Ebbene, nel grandissimo numero degli argomenti, Jehoshua Ben Shira affronta il tema dell’offesa e quindi dei “debiti” che gli uomini possono contrarre fra loro e il loro spontaneo regolarsi. Ben Shira non fa mai riferimento a tribunali o a terze persone che possano costringere a saldare i debiti, ma valuta indirettamente ed in modo tanto semplice quanto profondo le cause e gli effetti delle offese: “Se hai sguainato la spada contro un amico, non disperare, può esservi un ritorno. Se hai aperto la bocca contro un amico, non disperare, può esserci riconciliazione, tranne il caso di insulto e di arroganza, di segreti svelati e di un colpo a tradimento; in questi casi ogni amico scomparirà” (22.21,22). Perché? Perché in tutti questi casi viene a mancare il rispetto, il riguardo per la persona e la sua dignità in quanto amico e persona, per cui solo una radicale revisione del modo i pensare di chi si è comportato così può spingere a chiedere il perdono e trovarlo. Certo Ben Shira non conosceva la Grazia e parlava a livello umano, non sbagliando le sue valutazioni di base né contraddice a priori le parole di Gesù sul perdono, settanta volte sette. E non esiste perdono senza confessione e prima ancora ravvedimento, tra uomo e uomo e tra questi e Dio stesso.
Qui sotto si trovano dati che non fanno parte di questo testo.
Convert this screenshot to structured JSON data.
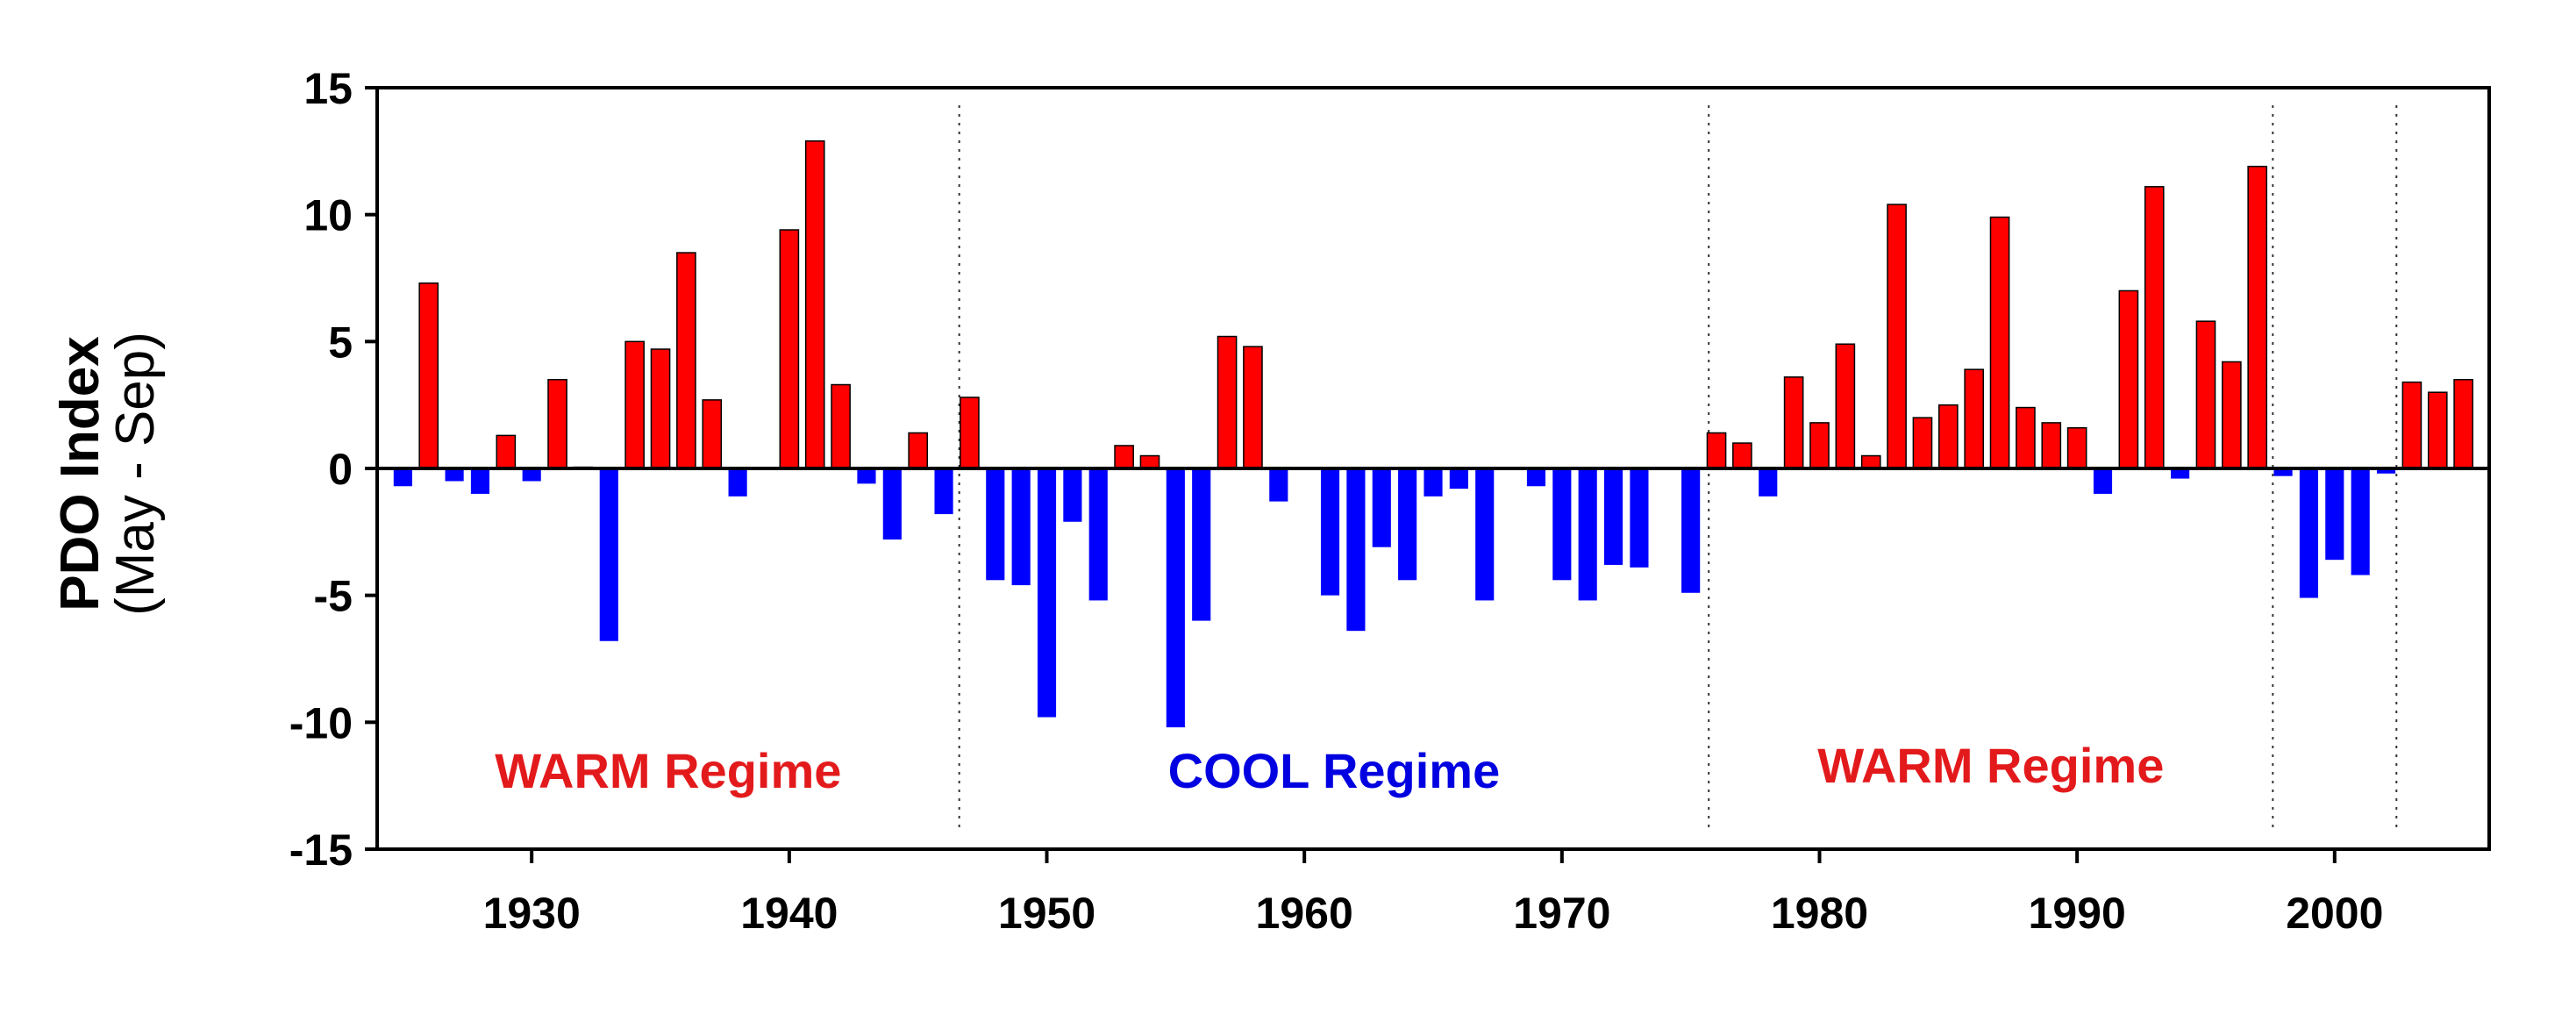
{
  "chart_data": {
    "type": "bar",
    "title": "",
    "ylabel": "PDO Index",
    "ylabel_sub": "(May - Sep)",
    "xlabel": "",
    "xlim": [
      1924,
      2006
    ],
    "ylim": [
      -15,
      15
    ],
    "y_ticks": [
      "15",
      "10",
      "5",
      "0",
      "-5",
      "-10",
      "-15"
    ],
    "x_ticks": [
      "1930",
      "1940",
      "1950",
      "1960",
      "1970",
      "1980",
      "1990",
      "2000"
    ],
    "grid": false,
    "colors": {
      "positive": "#ff0000",
      "negative": "#0000ff",
      "warm_text": "#e31a1c",
      "cool_text": "#0000e0"
    },
    "regime_dividers": [
      1946.6,
      1975.7,
      1997.6,
      2002.4
    ],
    "regimes": [
      {
        "label": "WARM Regime",
        "kind": "warm"
      },
      {
        "label": "COOL Regime",
        "kind": "cool"
      },
      {
        "label": "WARM Regime",
        "kind": "warm"
      }
    ],
    "x": [
      1925,
      1926,
      1927,
      1928,
      1929,
      1930,
      1931,
      1932,
      1933,
      1934,
      1935,
      1936,
      1937,
      1938,
      1939,
      1940,
      1941,
      1942,
      1943,
      1944,
      1945,
      1946,
      1947,
      1948,
      1949,
      1950,
      1951,
      1952,
      1953,
      1954,
      1955,
      1956,
      1957,
      1958,
      1959,
      1960,
      1961,
      1962,
      1963,
      1964,
      1965,
      1966,
      1967,
      1968,
      1969,
      1970,
      1971,
      1972,
      1973,
      1974,
      1975,
      1976,
      1977,
      1978,
      1979,
      1980,
      1981,
      1982,
      1983,
      1984,
      1985,
      1986,
      1987,
      1988,
      1989,
      1990,
      1991,
      1992,
      1993,
      1994,
      1995,
      1996,
      1997,
      1998,
      1999,
      2000,
      2001,
      2002,
      2003,
      2004,
      2005
    ],
    "values": [
      -0.7,
      7.3,
      -0.5,
      -1.0,
      1.3,
      -0.5,
      3.5,
      0.05,
      -6.8,
      5.0,
      4.7,
      8.5,
      2.7,
      -1.1,
      0,
      9.4,
      12.9,
      3.3,
      -0.6,
      -2.8,
      1.4,
      -1.8,
      2.8,
      -4.4,
      -4.6,
      -9.8,
      -2.1,
      -5.2,
      0.9,
      0.5,
      -10.2,
      -6.0,
      5.2,
      4.8,
      -1.3,
      0,
      -5.0,
      -6.4,
      -3.1,
      -4.4,
      -1.1,
      -0.8,
      -5.2,
      0,
      -0.7,
      -4.4,
      -5.2,
      -3.8,
      -3.9,
      0,
      -4.9,
      1.4,
      1.0,
      -1.1,
      3.6,
      1.8,
      4.9,
      0.5,
      10.4,
      2.0,
      2.5,
      3.9,
      9.9,
      2.4,
      1.8,
      1.6,
      -1.0,
      7.0,
      11.1,
      -0.4,
      5.8,
      4.2,
      11.9,
      -0.3,
      -5.1,
      -3.6,
      -4.2,
      -0.2,
      3.4,
      3.0,
      3.5
    ]
  }
}
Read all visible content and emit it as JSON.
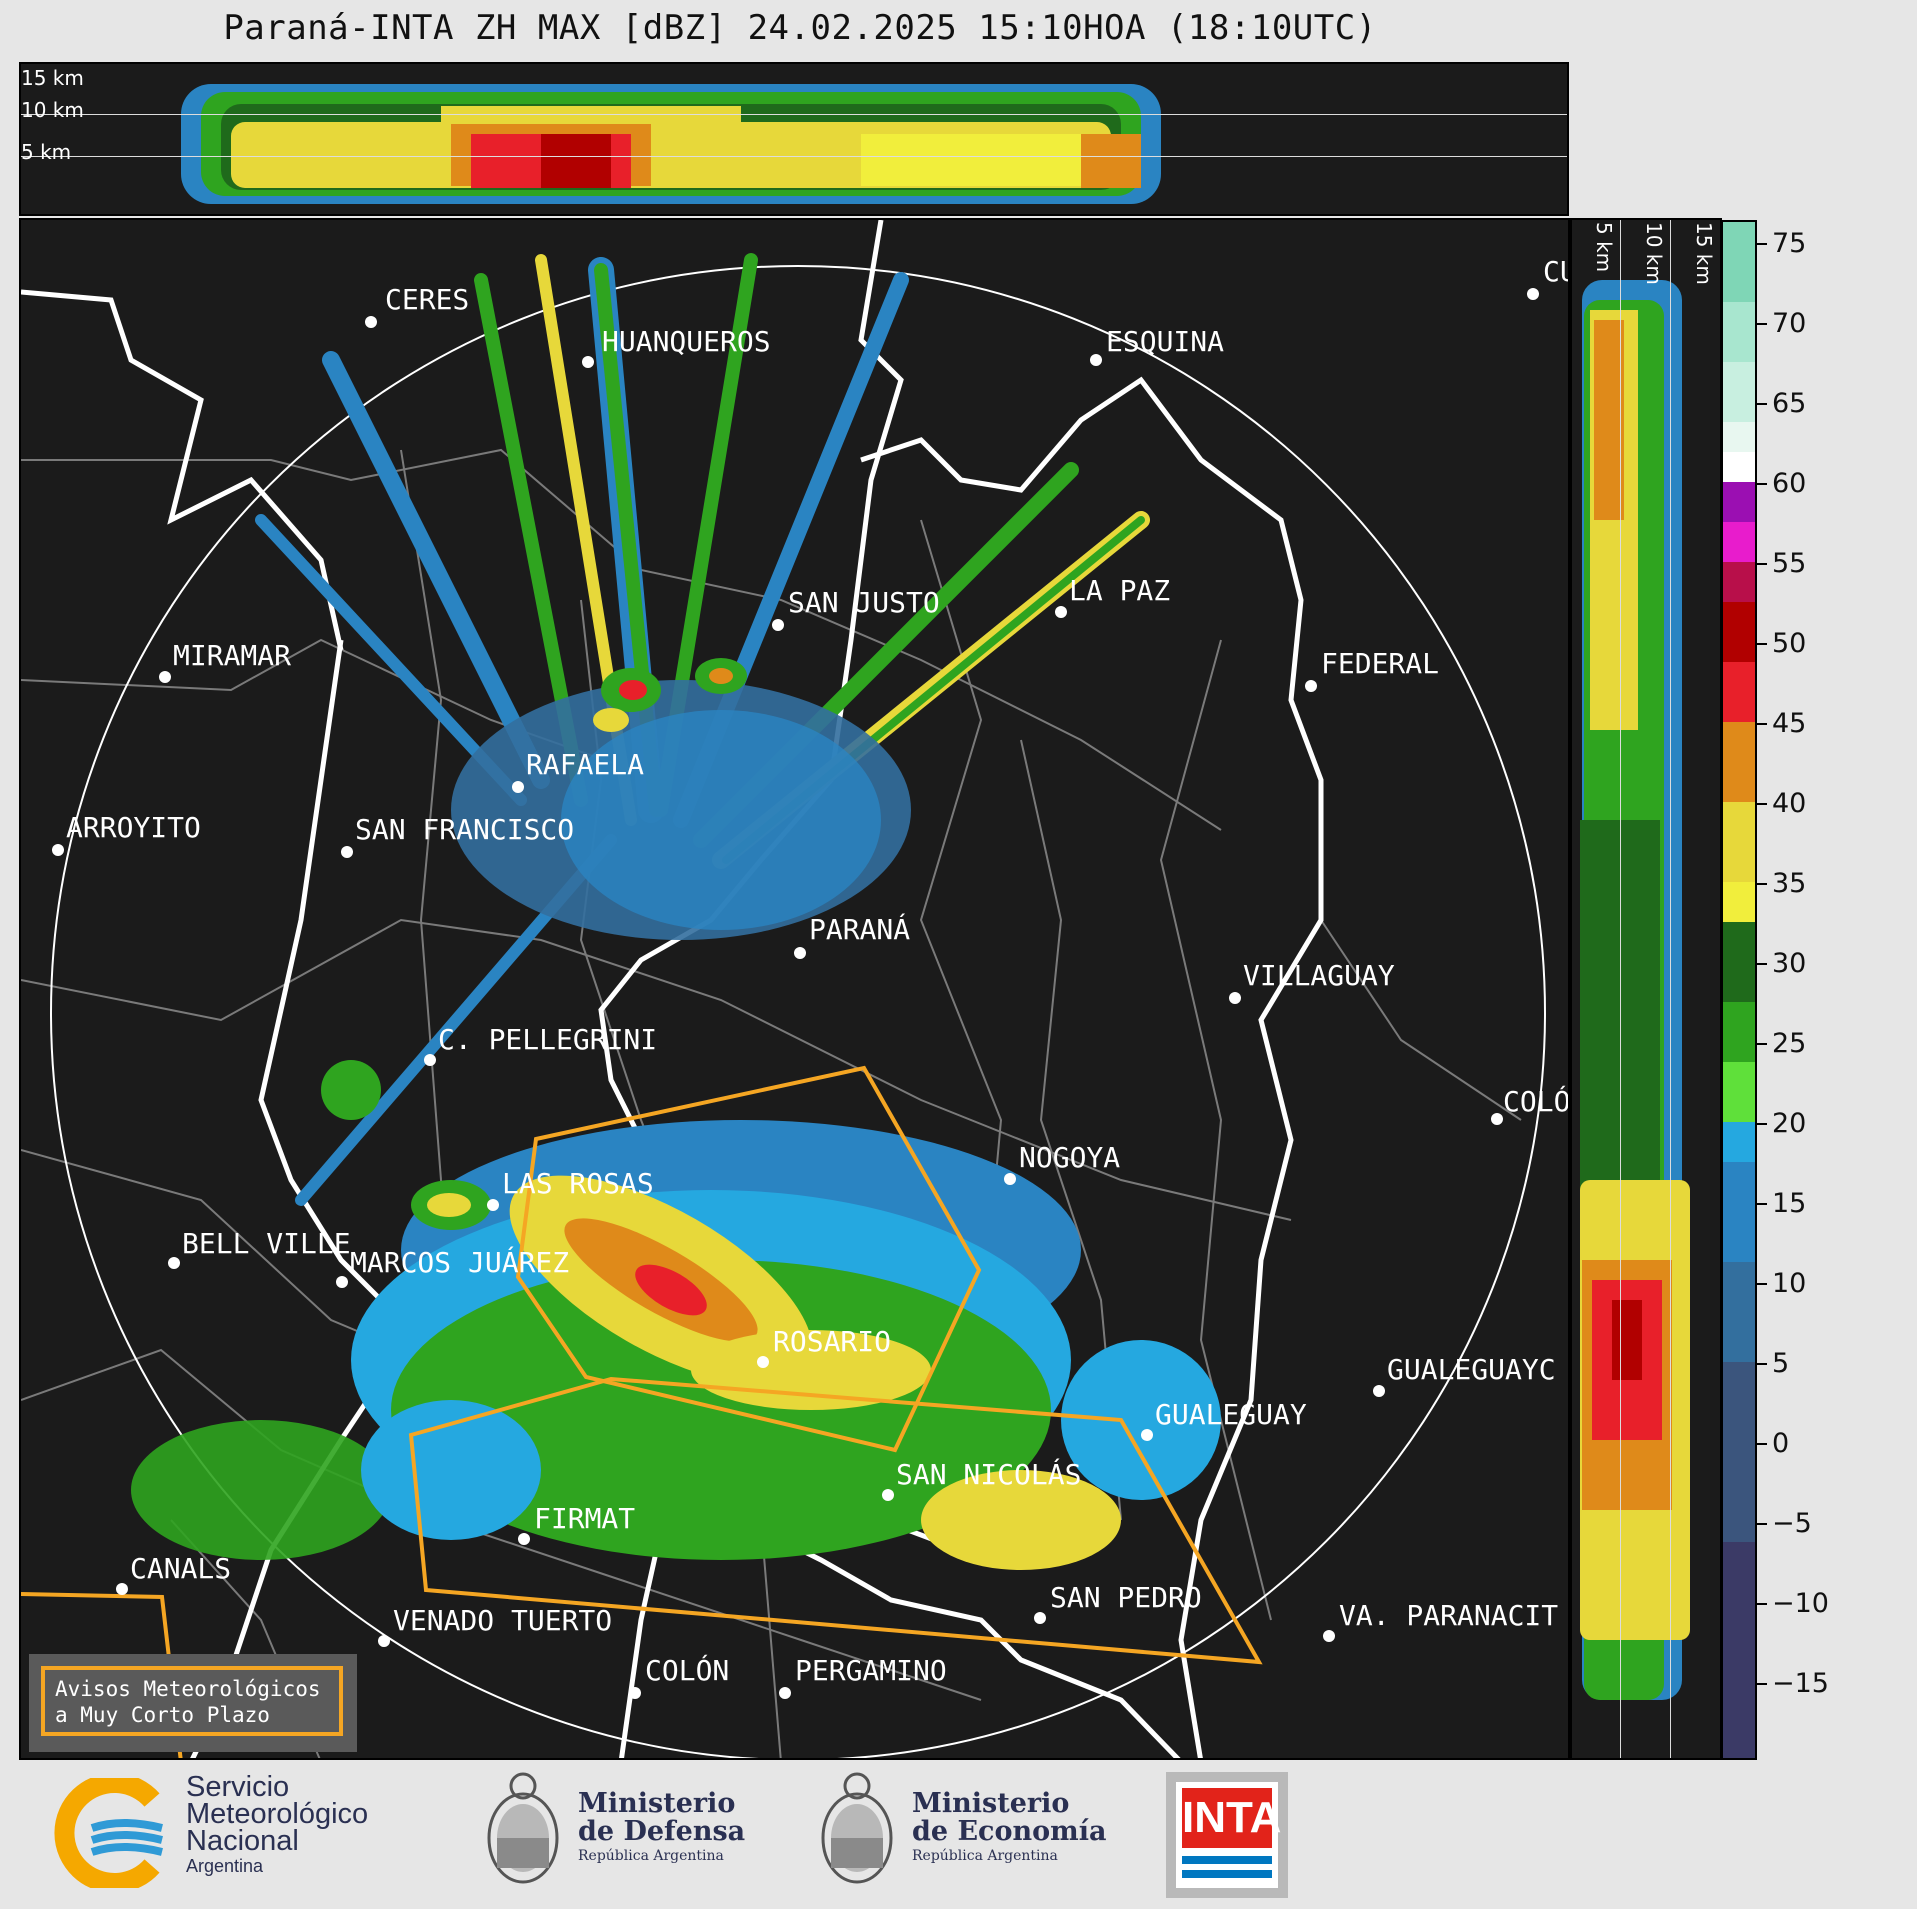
{
  "title": "Paraná-INTA ZH MAX [dBZ] 24.02.2025 15:10HOA (18:10UTC)",
  "top_strip": {
    "altitude_labels": [
      "15 km",
      "10 km",
      "5 km"
    ]
  },
  "right_strip": {
    "altitude_labels": [
      "5 km",
      "10 km",
      "15 km"
    ]
  },
  "colorbar": {
    "unit": "dBZ",
    "ticks": [
      "75",
      "70",
      "65",
      "60",
      "55",
      "50",
      "45",
      "40",
      "35",
      "30",
      "25",
      "20",
      "15",
      "10",
      "5",
      "0",
      "−5",
      "−10",
      "−15"
    ],
    "colors": {
      "sea_green": "#7fd6b6",
      "pale_green": "#c8efe0",
      "white": "#ffffff",
      "purple": "#9b0fb2",
      "magenta": "#e81ccc",
      "crimson": "#b80f4a",
      "dark_red": "#b10000",
      "red": "#e8202a",
      "orange": "#df8a1a",
      "yellow": "#e7d83a",
      "bright_yellow": "#f1ee3c",
      "dark_green": "#1f6a1b",
      "green": "#2fa41f",
      "light_green": "#5fe03a",
      "sky_blue": "#25a8e0",
      "blue": "#2a84c2",
      "steel_blue": "#336f9e",
      "slate": "#3b557d",
      "navy": "#3b3a66"
    }
  },
  "map": {
    "cities": [
      {
        "name": "CERES"
      },
      {
        "name": "HUANQUEROS"
      },
      {
        "name": "ESQUINA"
      },
      {
        "name": "CU"
      },
      {
        "name": "SAN JUSTO"
      },
      {
        "name": "LA PAZ"
      },
      {
        "name": "MIRAMAR"
      },
      {
        "name": "FEDERAL"
      },
      {
        "name": "RAFAELA"
      },
      {
        "name": "ARROYITO"
      },
      {
        "name": "SAN FRANCISCO"
      },
      {
        "name": "PARANÁ"
      },
      {
        "name": "VILLAGUAY"
      },
      {
        "name": "C. PELLEGRINI"
      },
      {
        "name": "COLÓ"
      },
      {
        "name": "NOGOYA"
      },
      {
        "name": "LAS ROSAS"
      },
      {
        "name": "BELL VILLE"
      },
      {
        "name": "MARCOS JUÁREZ"
      },
      {
        "name": "ROSARIO"
      },
      {
        "name": "GUALEGUAYC"
      },
      {
        "name": "GUALEGUAY"
      },
      {
        "name": "SAN NICOLÁS"
      },
      {
        "name": "FIRMAT"
      },
      {
        "name": "CANALS"
      },
      {
        "name": "SAN PEDRO"
      },
      {
        "name": "VENADO TUERTO"
      },
      {
        "name": "VA. PARANACIT"
      },
      {
        "name": "COLÓN"
      },
      {
        "name": "PERGAMINO"
      }
    ],
    "warning_box": {
      "line1": "Avisos Meteorológicos",
      "line2": "a Muy Corto Plazo"
    }
  },
  "logos": {
    "smn": {
      "line1": "Servicio",
      "line2": "Meteorológico",
      "line3": "Nacional",
      "line4": "Argentina"
    },
    "defensa": {
      "line1": "Ministerio",
      "line2": "de Defensa",
      "line3": "República Argentina"
    },
    "economia": {
      "line1": "Ministerio",
      "line2": "de Economía",
      "line3": "República Argentina"
    },
    "inta": {
      "text": "INTA"
    }
  }
}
Fatta questa parentesi necessaria, una delle tante che dimostrano la serietà del perdono che non può essere generalizzato e dato a prescindere, la frase conclusiva di Gesù alla parabola del servo spietato illumina su quanto sia attento lo sguardo di Dio sui suoi figli: “Così anche il mio Padre celeste farà a ciascuno di voi, se non perdonerete di cuore al vostro fratello”; questa si raccorda a quella pronunciata proprio a conclusione dell’esposizione del “Padre nostro”: “Se voi infatti perdonerete agli altri le loro colpe, il Padre vostro che è nei cieli perdonerà anche a voi; ma se voi non perdonerete agli altri, neppure il padre vostro perdonerà le vostre colpe” (Matteo 6.14,15). Ecco la reciprocità. Ecco l’impensabilità dei doppi pesi e delle doppie misure che in un rapporto fraterno non possono esistere. Senza la reciprocità, non rimane che la religione che, in sintesi, altro non è se non la pretesa puerile di essere ascoltati a prescindere da quello che siamo veramente, nella nostra essenza, nel nostro cuore. Perché il perdono è l’espressione della partecipazione ad un progetto, di un cammino che non percorriamo da soli, ma con il Padre. Che, appunto, è nostro. Amen.